La capsule Starliner qui revient sur Terre sans ses occupants, le lanceur Vulcan Centaur – développé en tandem avec Lockheed Martin – qui effectue son premier vol avec cinq ans de retard, des pertes qui atteignent plusieurs milliards de dollars tandis que les parts de marché s’étiolent… Boeing, l’un des pionniers de l’industrie spatiale, ayant contribué au mythique programme Apollo, donne l’impression d’être aujourd’hui dépassé. Le géant semble pris de vitesse par SpaceX, qui a rebattu les cartes du secteur spatial en quelques années. Au point que bruissent dans la presse anglo-saxonne des rumeurs persistantes d’un possible désistement du géant américain...

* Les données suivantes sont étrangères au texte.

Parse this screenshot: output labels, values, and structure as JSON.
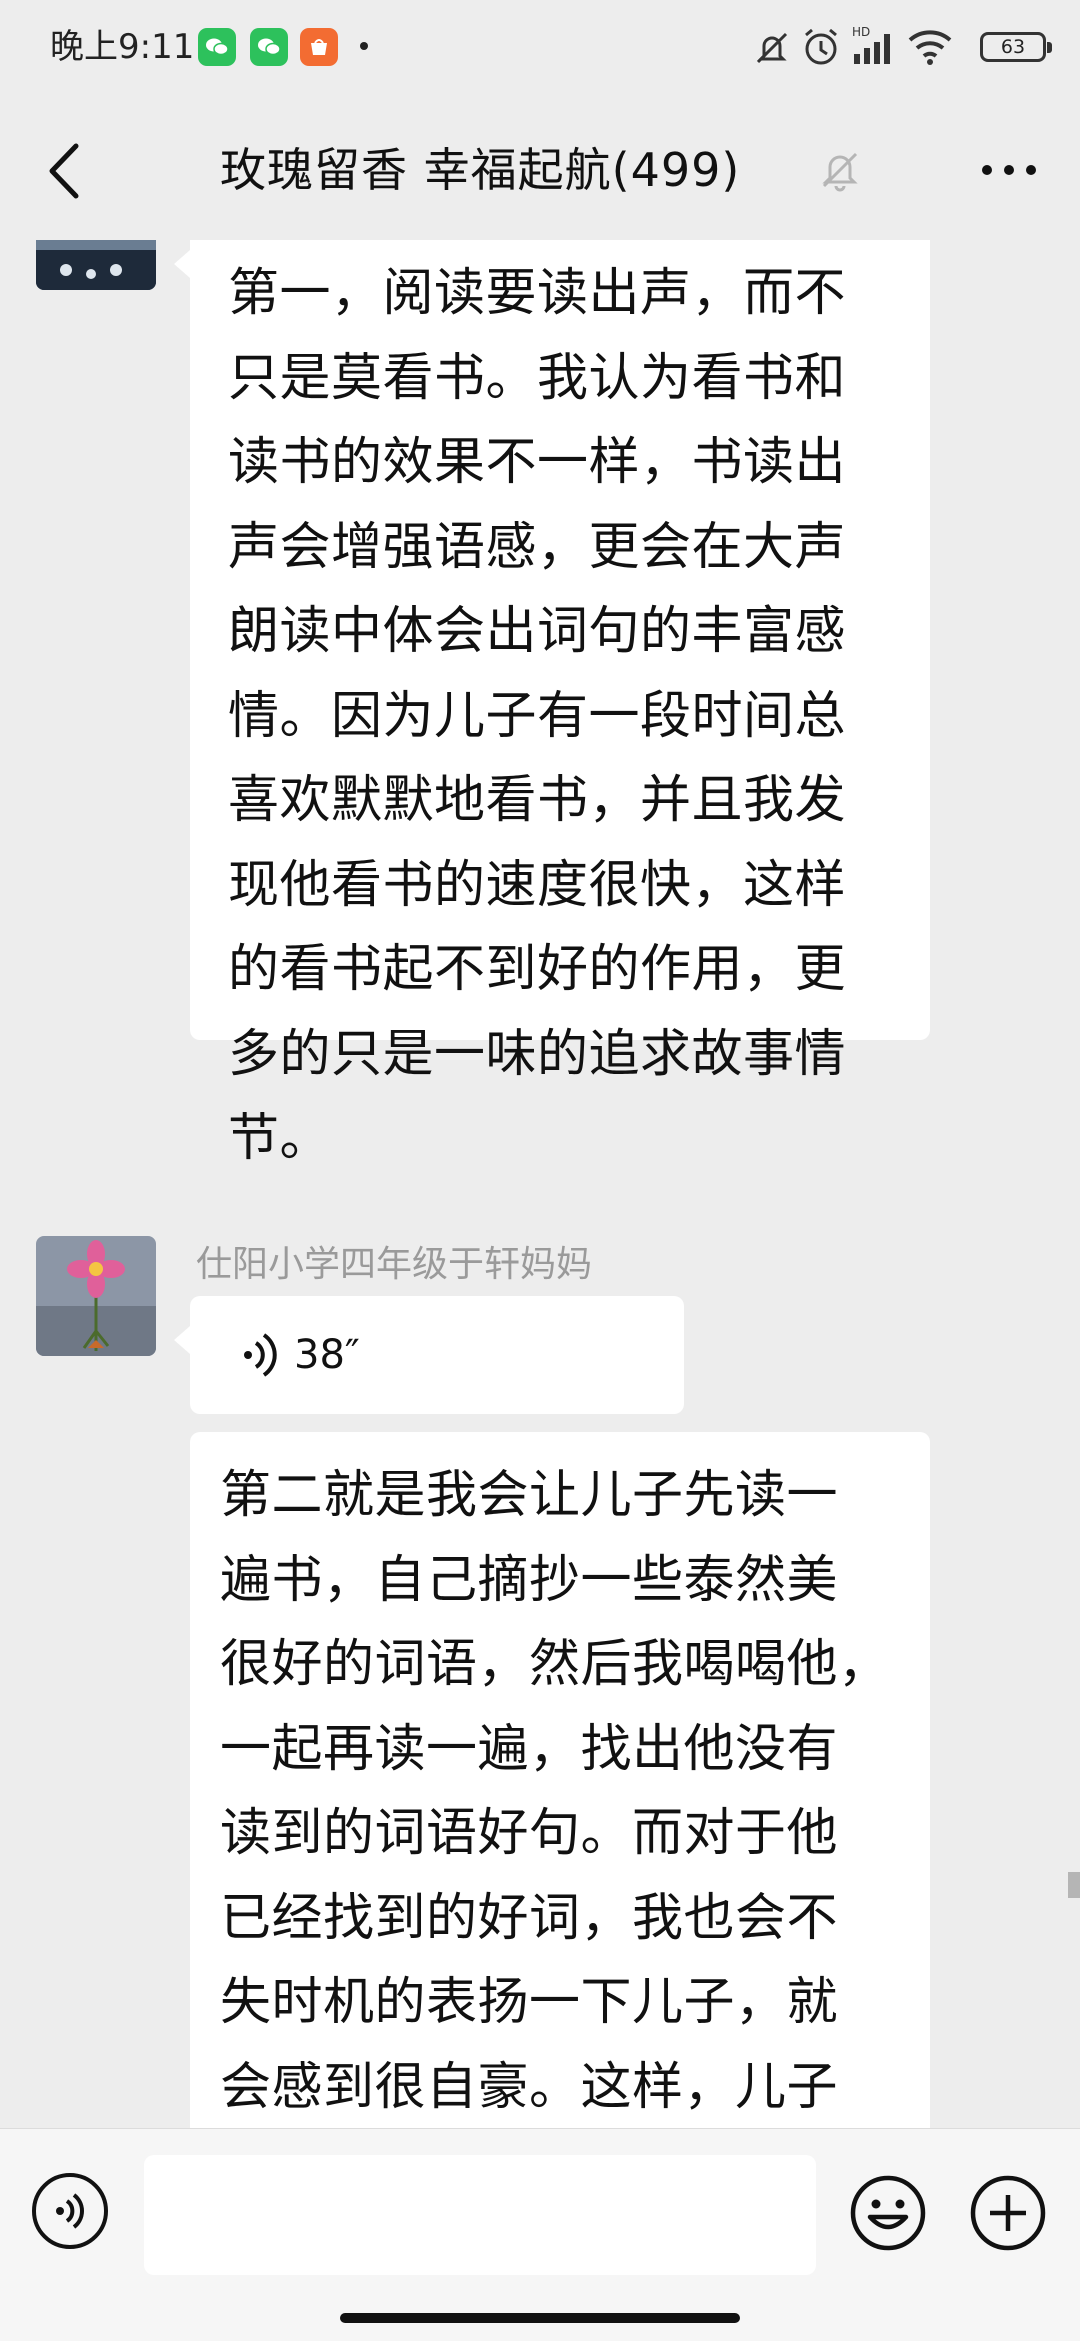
{
  "status_bar": {
    "time": "晚上9:11",
    "battery": "63",
    "icons": [
      "wechat-icon",
      "wechat-icon",
      "store-icon",
      "mute-bell-icon",
      "alarm-icon",
      "hd-signal-icon",
      "wifi-icon",
      "battery-icon"
    ]
  },
  "header": {
    "title": "玫瑰留香  幸福起航(499)",
    "icons": [
      "back-icon",
      "mute-icon",
      "more-icon"
    ]
  },
  "messages": [
    {
      "type": "text",
      "lines": [
        "第一，阅读要读出声，而不",
        "只是莫看书。我认为看书和",
        "读书的效果不一样，书读出",
        "声会增强语感，更会在大声",
        "朗读中体会出词句的丰富感",
        "情。因为儿子有一段时间总",
        "喜欢默默地看书，并且我发",
        "现他看书的速度很快，这样",
        "的看书起不到好的作用，更",
        "多的只是一味的追求故事情",
        "节。"
      ]
    },
    {
      "type": "voice",
      "sender": "仕阳小学四年级于轩妈妈",
      "duration": "38″"
    },
    {
      "type": "text",
      "lines": [
        "第二就是我会让儿子先读一",
        "遍书，自己摘抄一些泰然美",
        "很好的词语，然后我喝喝他，",
        "一起再读一遍，找出他没有",
        "读到的词语好句。而对于他",
        "已经找到的好词，我也会不",
        "失时机的表扬一下儿子，就",
        "会感到很自豪。这样，儿子"
      ]
    }
  ],
  "input_bar": {
    "value": "",
    "icons": [
      "voice-icon",
      "emoji-icon",
      "plus-icon"
    ]
  }
}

Le spatial constitue «une distraction» pour Boeing, estime Todd Harrison, un chercheur à l'American Enterprise Institute, cité par le Financial Times dans un article publié début septembre. Et de préciser que la vente de cette activité pourtant historique «n’est pas hors du domaine du possible». En juin dernier, Bloomberg y allait plus fort encore, sous la plume de l’éditorialiste spécialisé Thomas Black : «Boeing devrait abandonner ses activités spatiales et permettre à une entreprise soutenue par des investisseurs aux poches profondes de réorganiser sa culture et d'attirer de nouveaux talents».

Le temps des sacrifices

Des propos nourris ces derniers mois par plusieurs signaux allant dans le sens d’un retrait – au moins partiel – de Boeing du spatial, mais aussi de la défense, où l’industriel ne brille guère davantage. Ces deux activités sont par ailleurs rassemblées au sein d’une même branche. Avec Lockheed Martin, l’industriel serait de nouveau en pourparlers pour la vente de leur coentreprise de lanceurs, United Launch Alliance (ULA), à un autre américain, Sierra Space. Une acquisition qui aurait aussi intéressé Blue Origin, la société de Jeff Bezos. D’autres actifs auraient été mis en balance, de moindre ampleur.

Pour Boeing, la question est de savoir si l’enjeu en vaut encore la chandelle, d’autant que l’activité spatiale ne représente que quelques pourcentages de son chiffre d’affaires. Surtout, l’avionneur n’a d’autre choix que de se concentrer en priorité sur le redressement de sa branche dédiée à l’aviation commerciale, mettant en jeu la survie du groupe. Un chantier immense. Difficile d'imaginer encore que Boeing va parvenir à sortir de l’ornière toutes ses activités, tous ses programmes. Pour le géant américain, l’heure des sacrifices pourrait approcher.